Of course he didn't really tell me if there was another way to verify it without making my patient wish he was dead, but after that I simply medicated based on vertigo symptoms, or symptoms in the issue specific recent history, and lacking a high index of suspicion for other pathologies and the patients have always sat up within a few minutes, cautiously twisting their neck this way and that to see if they were going to freak out again...so I call that good and leave it the hell alone!! :-)

Good thread, if maybe a bit off track...

Dwayne

Posted

Sorry if this derailed the thread a little bit but felt it was pertenant enough to add.

Never heard of it as Top Shelf Vertigo but will keep it in mind.

Dwayne as an aside I will say this, as a sufferer myself, you did the guy a favor. Yea it probably sucked in that moment for both you and the patient BUT by helping diagnose it as BPPV you helped both the ED Doc and probably his GP give a better course of treatment. Being it is transient alot of times Docs have a hard time giving a good course of treatment (personal observation, maybe I have an asshat as a GP).
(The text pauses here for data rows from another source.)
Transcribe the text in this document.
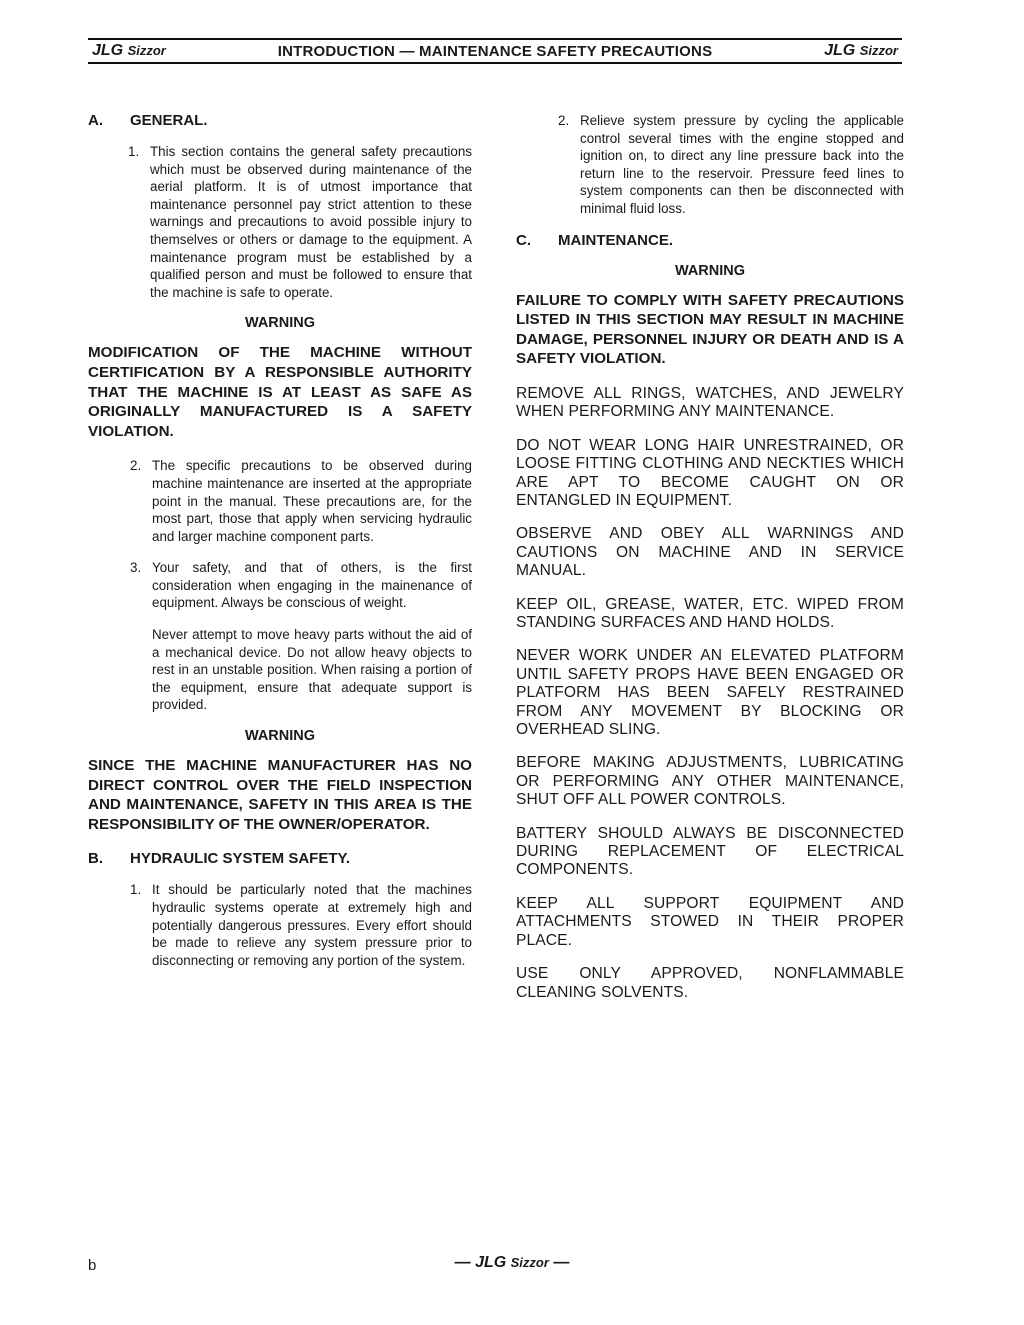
JLG Sizzor	INTRODUCTION — MAINTENANCE SAFETY PRECAUTIONS	JLG Sizzor
A.	GENERAL.
1. This section contains the general safety precautions which must be observed during maintenance of the aerial platform. It is of utmost importance that maintenance personnel pay strict attention to these warnings and precautions to avoid possible injury to themselves or others or damage to the equipment. A maintenance program must be established by a qualified person and must be followed to ensure that the machine is safe to operate.
WARNING
MODIFICATION OF THE MACHINE WITHOUT CERTIFICATION BY A RESPONSIBLE AUTHORITY THAT THE MACHINE IS AT LEAST AS SAFE AS ORIGINALLY MANUFACTURED IS A SAFETY VIOLATION.
2. The specific precautions to be observed during machine maintenance are inserted at the appropriate point in the manual. These precautions are, for the most part, those that apply when servicing hydraulic and larger machine component parts.
3. Your safety, and that of others, is the first consideration when engaging in the mainenance of equipment. Always be conscious of weight.
Never attempt to move heavy parts without the aid of a mechanical device. Do not allow heavy objects to rest in an unstable position. When raising a portion of the equipment, ensure that adequate support is provided.
WARNING
SINCE THE MACHINE MANUFACTURER HAS NO DIRECT CONTROL OVER THE FIELD INSPECTION AND MAINTENANCE, SAFETY IN THIS AREA IS THE RESPONSIBILITY OF THE OWNER/OPERATOR.
B.	HYDRAULIC SYSTEM SAFETY.
1. It should be particularly noted that the machines hydraulic systems operate at extremely high and potentially dangerous pressures. Every effort should be made to relieve any system pressure prior to disconnecting or removing any portion of the system.
2. Relieve system pressure by cycling the applicable control several times with the engine stopped and ignition on, to direct any line pressure back into the return line to the reservoir. Pressure feed lines to system components can then be disconnected with minimal fluid loss.
C.	MAINTENANCE.
WARNING
FAILURE TO COMPLY WITH SAFETY PRECAUTIONS LISTED IN THIS SECTION MAY RESULT IN MACHINE DAMAGE, PERSONNEL INJURY OR DEATH AND IS A SAFETY VIOLATION.
REMOVE ALL RINGS, WATCHES, AND JEWELRY WHEN PERFORMING ANY MAINTENANCE.
DO NOT WEAR LONG HAIR UNRESTRAINED, OR LOOSE FITTING CLOTHING AND NECKTIES WHICH ARE APT TO BECOME CAUGHT ON OR ENTANGLED IN EQUIPMENT.
OBSERVE AND OBEY ALL WARNINGS AND CAUTIONS ON MACHINE AND IN SERVICE MANUAL.
KEEP OIL, GREASE, WATER, ETC. WIPED FROM STANDING SURFACES AND HAND HOLDS.
NEVER WORK UNDER AN ELEVATED PLATFORM UNTIL SAFETY PROPS HAVE BEEN ENGAGED OR PLATFORM HAS BEEN SAFELY RESTRAINED FROM ANY MOVEMENT BY BLOCKING OR OVERHEAD SLING.
BEFORE MAKING ADJUSTMENTS, LUBRICATING OR PERFORMING ANY OTHER MAINTENANCE, SHUT OFF ALL POWER CONTROLS.
BATTERY SHOULD ALWAYS BE DISCONNECTED DURING REPLACEMENT OF ELECTRICAL COMPONENTS.
KEEP ALL SUPPORT EQUIPMENT AND ATTACHMENTS STOWED IN THEIR PROPER PLACE.
USE ONLY APPROVED, NONFLAMMABLE CLEANING SOLVENTS.
b	— JLG Sizzor —
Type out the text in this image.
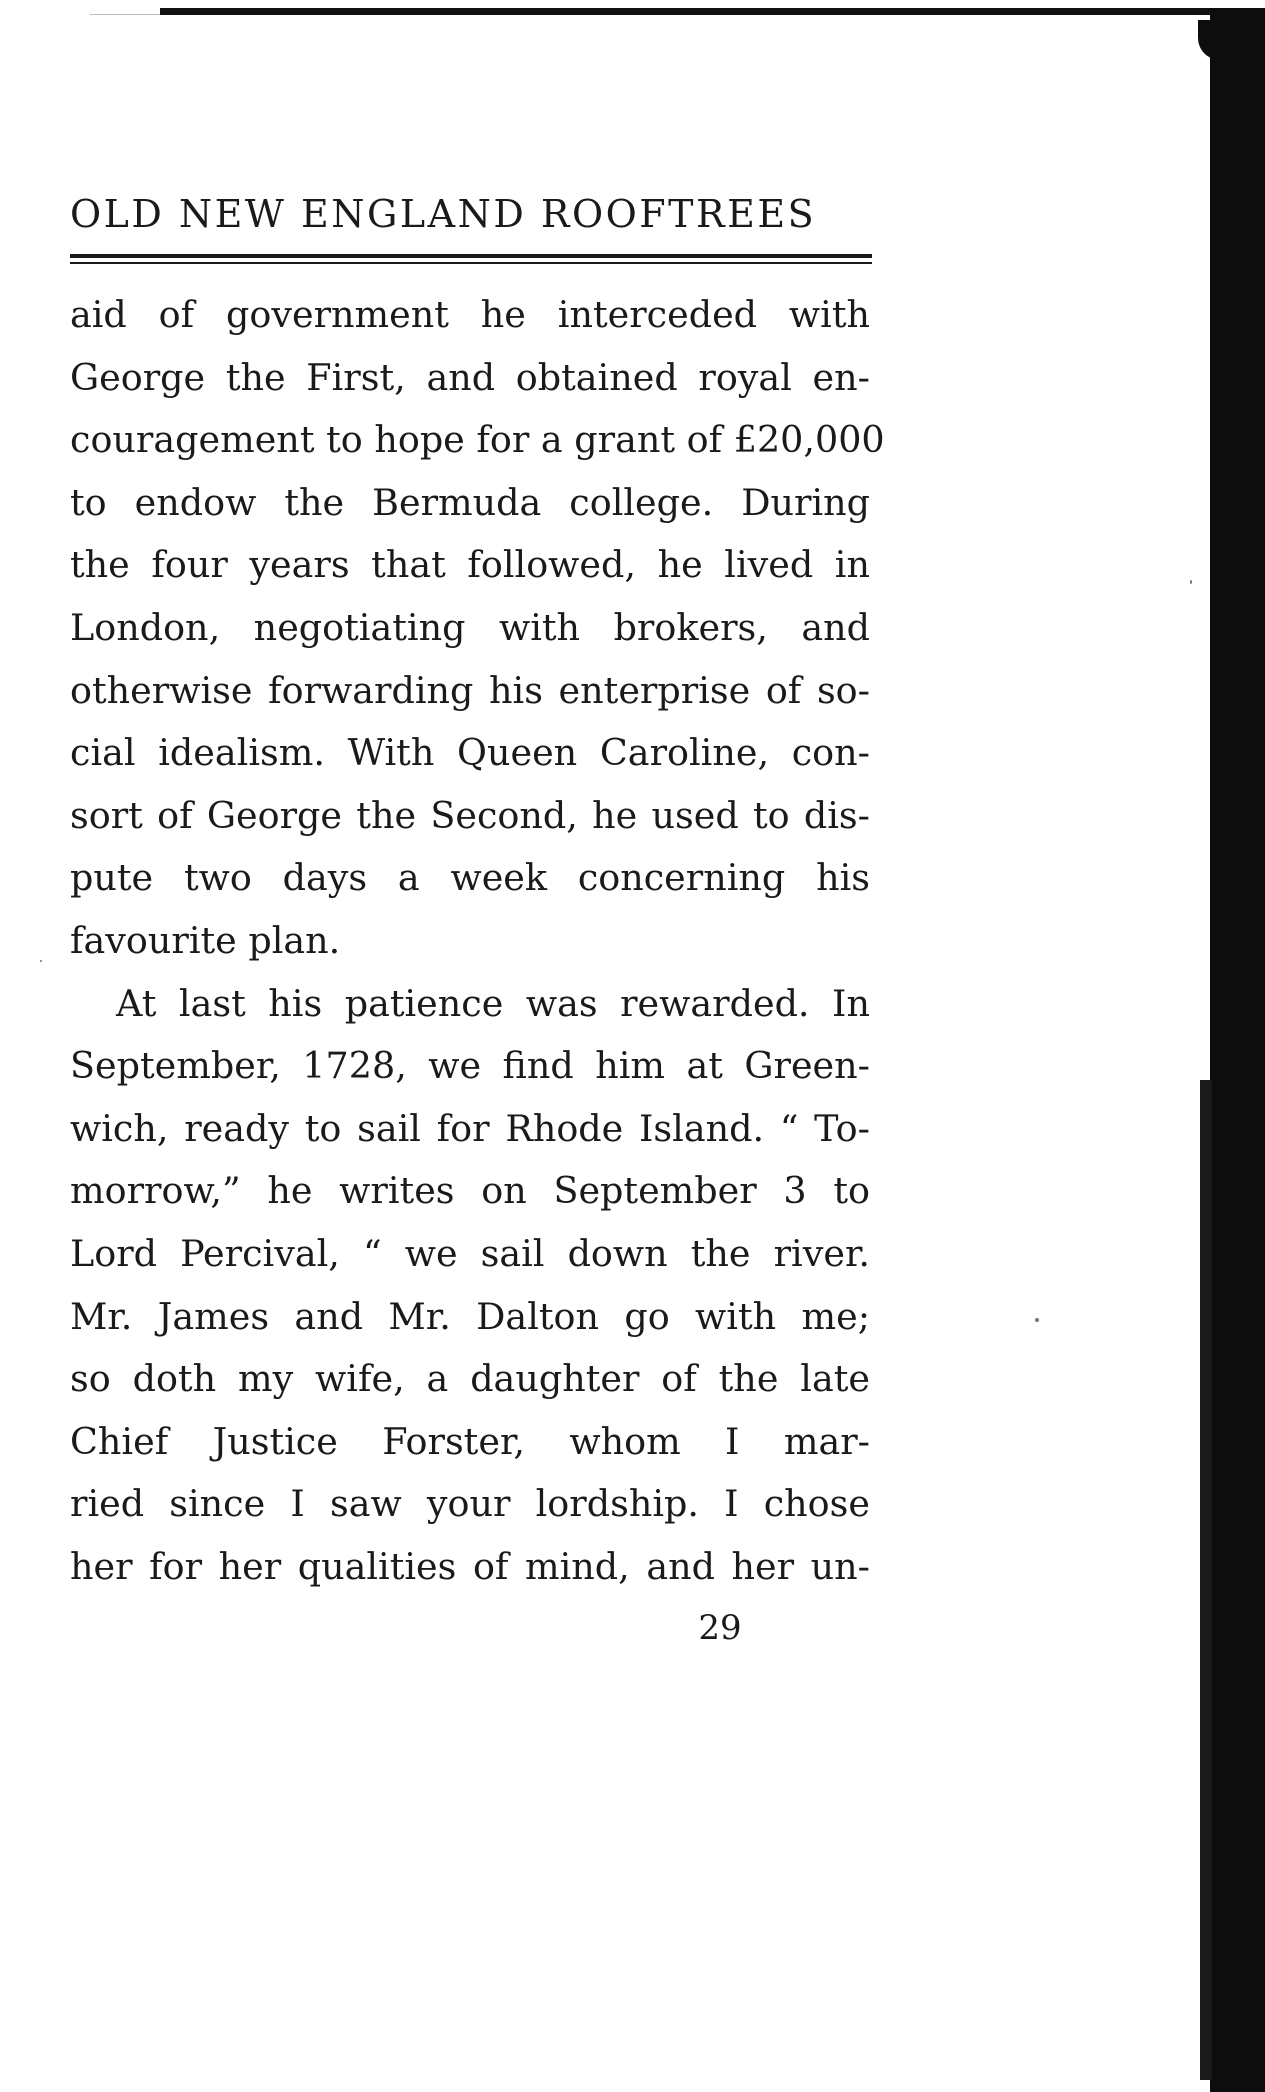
OLD NEW ENGLAND ROOFTREES
aid of government he interceded with
George the First, and obtained royal en-
couragement to hope for a grant of £20,000
to endow the Bermuda college. During
the four years that followed, he lived in
London, negotiating with brokers, and
otherwise forwarding his enterprise of so-
cial idealism. With Queen Caroline, con-
sort of George the Second, he used to dis-
pute two days a week concerning his
favourite plan.
At last his patience was rewarded. In
September, 1728, we find him at Green-
wich, ready to sail for Rhode Island. “ To-
morrow,” he writes on September 3 to
Lord Percival, “ we sail down the river.
Mr. James and Mr. Dalton go with me;
so doth my wife, a daughter of the late
Chief Justice Forster, whom I mar-
ried since I saw your lordship. I chose
her for her qualities of mind, and her un-
29
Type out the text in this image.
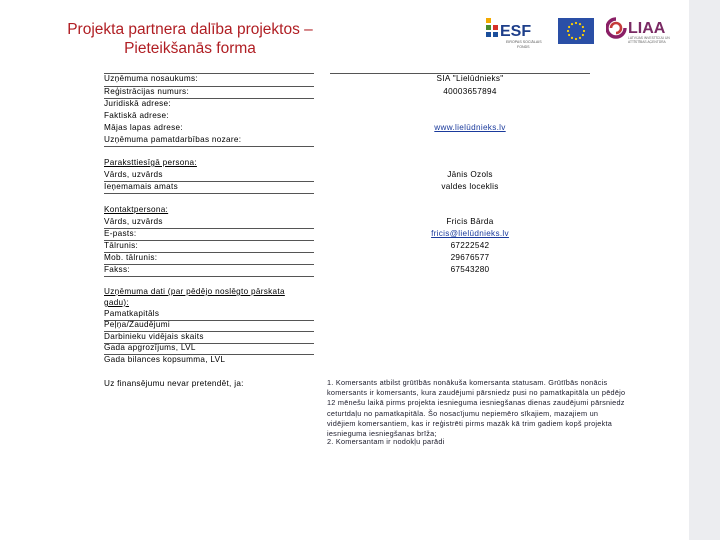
Projekta partnera dalība projektos –
Pieteikšanās forma
ESF
EIROPAS SOCIĀLAIS
FONDS
LIAA
LATVIJAS INVESTĪCIJU UN
ATTĪSTĪBAS AĢENTŪRA
Uzņēmuma nosaukums:	SIA "Lielūdnieks"
Reģistrācijas numurs:	40003657894
Juridiskā adrese:
Faktiskā adrese:
Mājas lapas adrese:	www.lielūdnieks.lv
Uzņēmuma pamatdarbības nozare:
Paraksttiesīgā persona:
Vārds, uzvārds	Jānis Ozols
Ieņemamais amats	valdes loceklis
Kontaktpersona:
Vārds, uzvārds	Fricis Bārda
E-pasts:	fricis@lielūdnieks.lv
Tālrunis:	67222542
Mob. tālrunis:	29676577
Fakss:	67543280
Uzņēmuma dati (par pēdējo noslēgto pārskata
gadu):
Pamatkapitāls
Peļņa/Zaudējumi
Darbinieku vidējais skaits
Gada apgrozījums, LVL
Gada bilances kopsumma, LVL
Uz finansējumu nevar pretendēt, ja:	1. Komersants atbilst grūtībās nonākuša komersanta statusam. Grūtībās nonācis komersants ir komersants, kura zaudējumi pārsniedz pusi no pamatkapitāla un pēdējo 12 mēnešu laikā pirms projekta iesnieguma iesniegšanas dienas zaudējumi pārsniedz ceturtdaļu no pamatkapitāla. Šo nosacījumu nepiemēro sīkajiem, mazajiem un vidējiem komersantiem, kas ir reģistrēti pirms mazāk kā trim gadiem kopš projekta iesnieguma iesniegšanas brīža;
2. Komersantam ir nodokļu parādi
Took mine 5 tries to get it right but now I am asymptomatic 4 years.

To Lone's question, yes I would tone out ALS just incase. Hearing from others that they would still push meds makes me believe it IS an ALS call not just a BLS call. Just as Dwayne gave an example things can go south quickly and having the ALS option to push meds makes sense. As for what about rig motion, usually (in my case at least) side to side, back and forth did nothing to set it off. Looking up or tilting my head back is what set it off so I wouldn't think normal motion of the rig traveling down the road would do anything.

Posted

To Lone's question, yes I would tone out ALS just incase. Hearing from others that they would still push meds makes me believe it IS an ALS call not just a BLS call. Just as Dwayne gave an example things can go south quickly and having the ALS option to push meds makes sense. As for what about rig motion, usually (in my case at least) side to side, back and forth did nothing to set it off. Looking up or tilting my head back is what set it off so I wouldn't think normal motion of the rig traveling down the road would do anything.

Also keep in mind that a significant number of "vertigo" are actually atypical CVA presentations (aneurysms) , another reason for ALS.

Posted

I think the whole vertigo issue is a good reminder to all ALS providers (not directed at anyone specifically). Just because something is not life threatening does not mean it is not ALS. Being an ALS provider means more than just running the blood and guts, circling the drain, exciting, life threaning calls. It means running the call and treating the pt.